A nurse is teaching a client who has chronic kidney disease about dietary needs. Which of the following foods should the nurse identify as being the lowest in phosphorus?
- A. Medium apple
- B. Bran cereal
- C. Scrambled eggs
- D. Ground turkey
Correct Answer: A
Rationale: Failed to generate a rationale of 500+ characters after 5 retries.
A nurse is planning care for a client who reports increasing difficulty swallowing food. Which of the following interventions should the nurse plan to take?
- A. Turn on the client's television during meals.
- B. Place the client into a semi-reclining position for meals.
- C. Encourage the client to rest prior to mealtimes.
- D. Encourage the client to use a straw when drinking liquids.
Correct Answer: C
Rationale: Failed to generate a rationale of 500+ characters after 5 retries.
A nurse is teaching a group of clients about stress. Which of the following should the nurse include in the teaching?
- A. Protein requirements decrease in times of stress.
- B. Acute stress causes an increase in metabolism.
- C. Stress causes a positive nitrogen balance in the body.
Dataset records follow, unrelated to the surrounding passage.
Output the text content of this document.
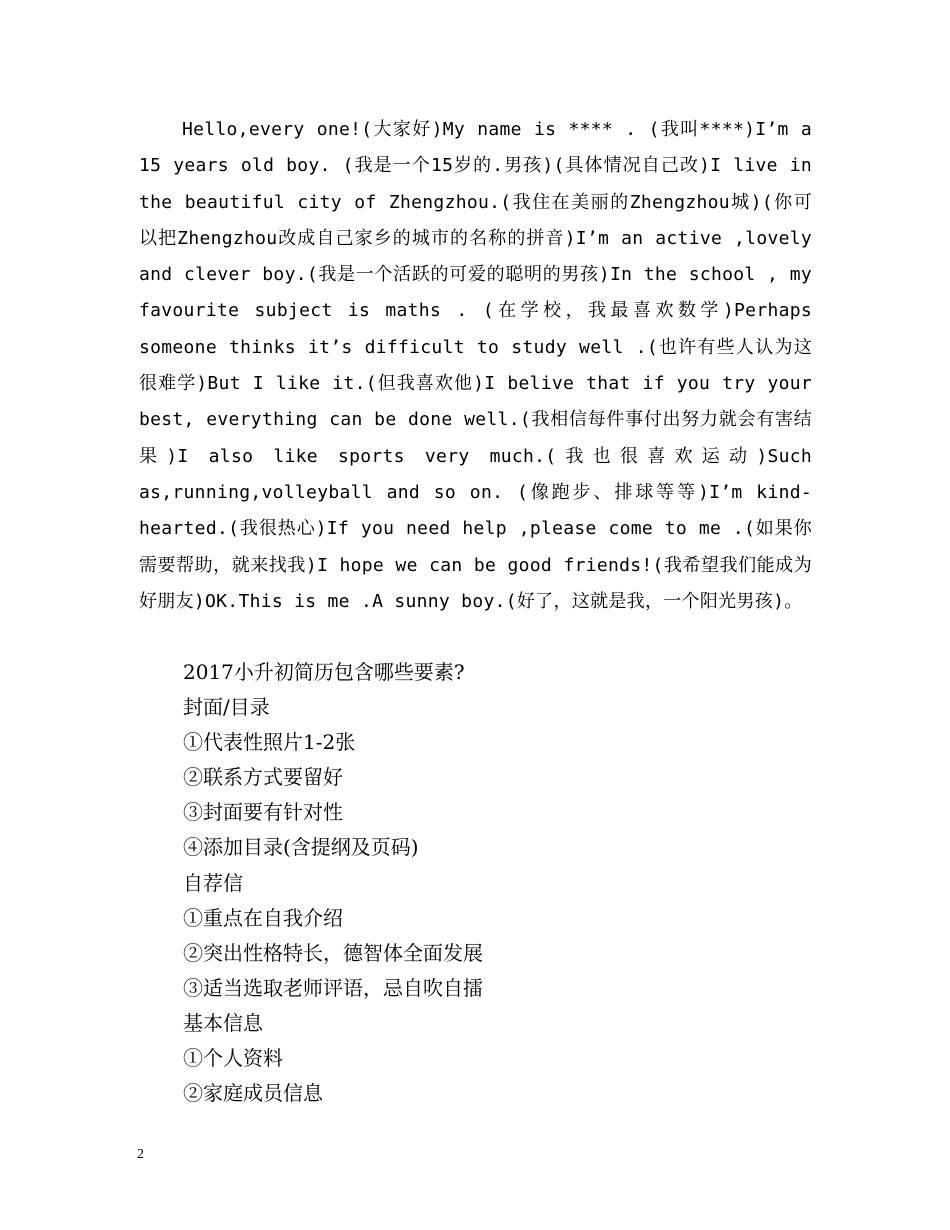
Hello,every one!(大家好)My name is **** . (我叫****)I’m a 15 years old boy. (我是一个15岁的.男孩)(具体情况自己改)I live in the beautiful city of Zhengzhou.(我住在美丽的Zhengzhou城)(你可以把Zhengzhou改成自己家乡的城市的名称的拼音)I’m an active ,lovely and clever boy.(我是一个活跃的可爱的聪明的男孩)In the school , my favourite subject is maths . (在学校，我最喜欢数学)Perhaps someone thinks it’s difficult to study well .(也许有些人认为这很难学)But I like it.(但我喜欢他)I belive that if you try your best, everything can be done well.(我相信每件事付出努力就会有害结果)I also like sports very much.(我也很喜欢运动)Such as,running,volleyball and so on. (像跑步、排球等等)I’m kind-hearted.(我很热心)If you need help ,please come to me .(如果你需要帮助，就来找我)I hope we can be good friends!(我希望我们能成为好朋友)OK.This is me .A sunny boy.(好了，这就是我，一个阳光男孩)。

2017小升初简历包含哪些要素?
封面/目录
①代表性照片1-2张
②联系方式要留好
③封面要有针对性
④添加目录(含提纲及页码)
自荐信
①重点在自我介绍
②突出性格特长，德智体全面发展
③适当选取老师评语，忌自吹自擂
基本信息
①个人资料
②家庭成员信息
2
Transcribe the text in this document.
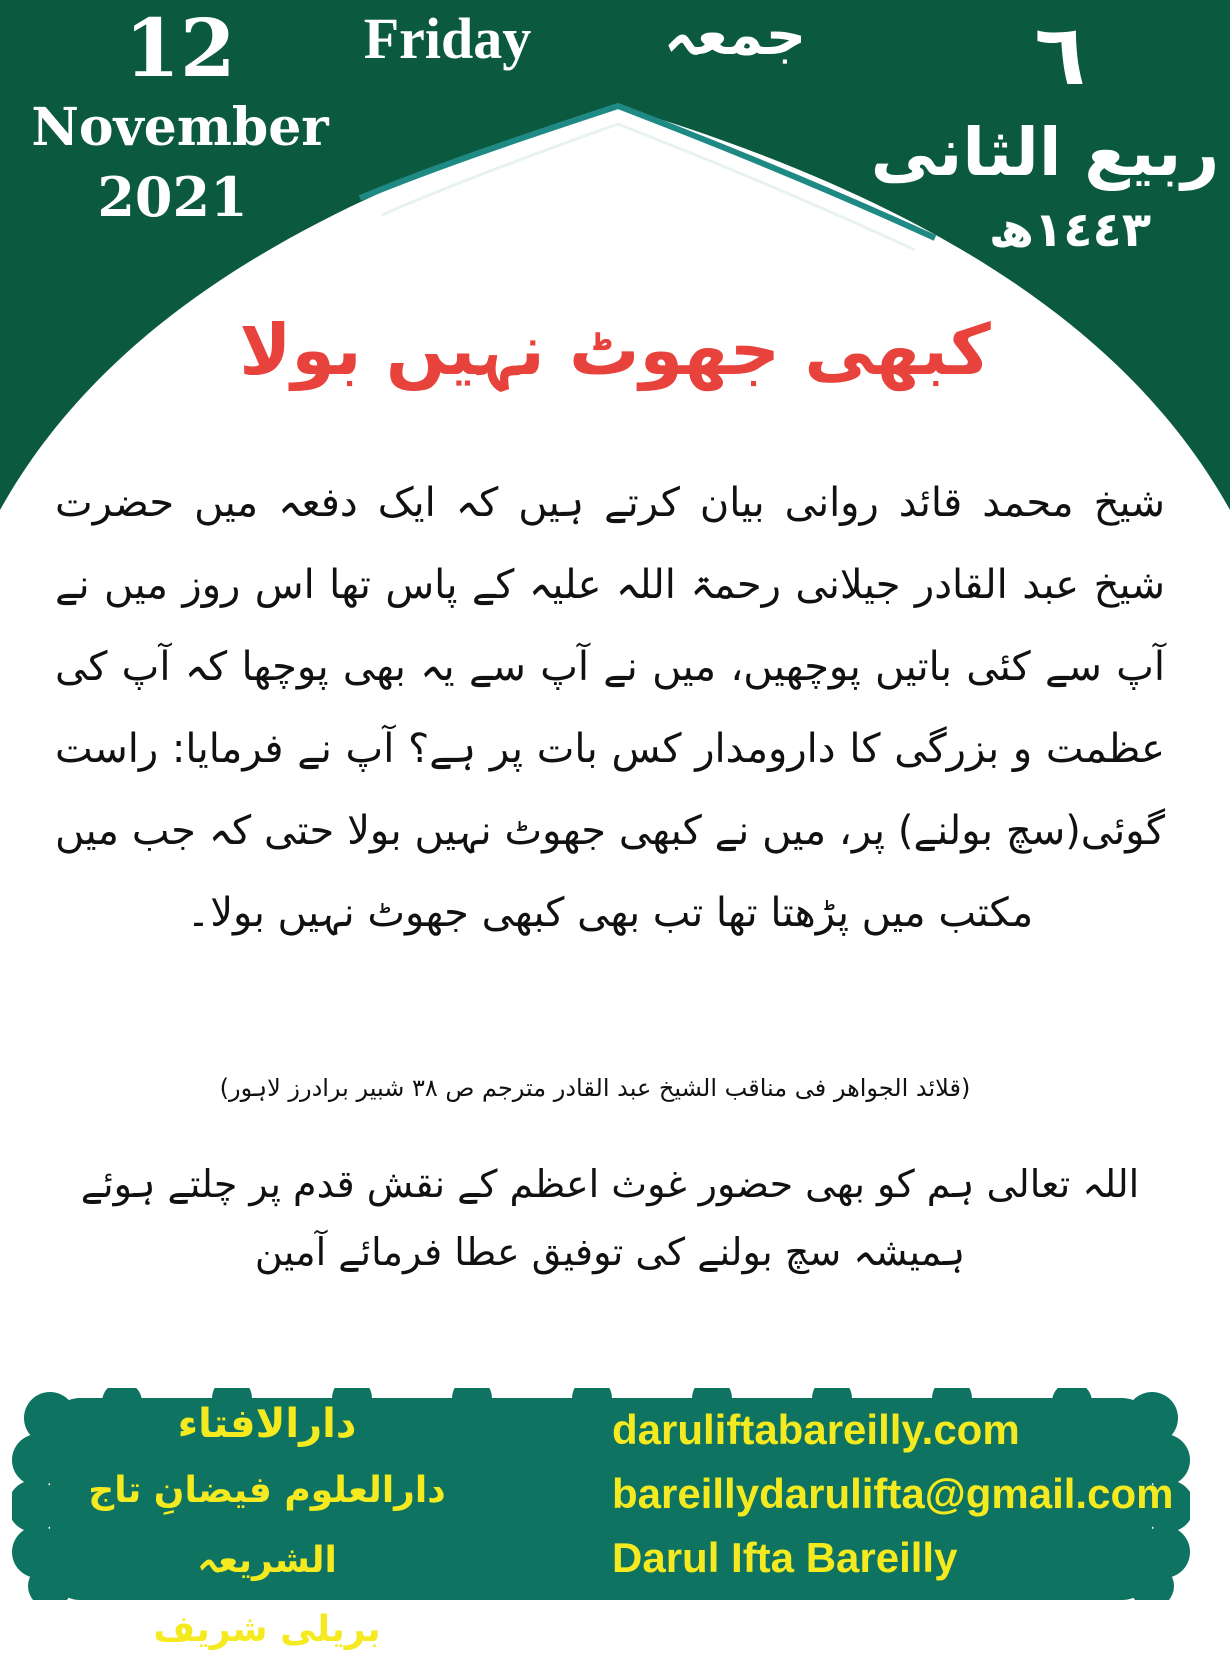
12
November
2021
Friday	جمعہ	٦
ربیع الثانی
١٤٤٣ھ
کبھی جھوٹ نہیں بولا
شیخ محمد قائد روانی بیان کرتے ہیں کہ ایک دفعہ میں حضرت شیخ عبد القادر جیلانی رحمۃ اللہ علیہ کے پاس تھا اس روز میں نے آپ سے کئی باتیں پوچھیں، میں نے آپ سے یہ بھی پوچھا کہ آپ کی عظمت و بزرگی کا دارومدار کس بات پر ہے؟ آپ نے فرمایا: راست گوئی(سچ بولنے) پر، میں نے کبھی جھوٹ نہیں بولا حتی کہ جب میں مکتب میں پڑھتا تھا تب بھی کبھی جھوٹ نہیں بولا۔
(قلائد الجواھر فی مناقب الشیخ عبد القادر مترجم ص ٣٨ شبیر برادرز لاہور)
اللہ تعالی ہم کو بھی حضور غوث اعظم کے نقش قدم پر چلتے ہوئے
ہمیشہ سچ بولنے کی توفیق عطا فرمائے آمین
دارالافتاء
دارالعلوم فیضانِ تاج الشریعہ
بریلی شریف
daruliftabareilly.com
bareillydarulifta@gmail.com
Darul Ifta Bareilly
- D. Glucose is broken down more slowly during times of stress.
Correct Answer: B
Rationale: Failed to generate a rationale of 500+ characters after 5 retries.
A nurse is performing a nutritional evaluation for a client who reports paresthesia of the hands and feet. The nurse should identify this manifestation as an indication of which of the following dietary deficiencies?
- A. Iron
- B. Riboflavin
- C. Vitamin C
- D. Vitamin B12
Correct Answer: D
Rationale: Failed to generate a rationale of 500+ characters after 5 retries.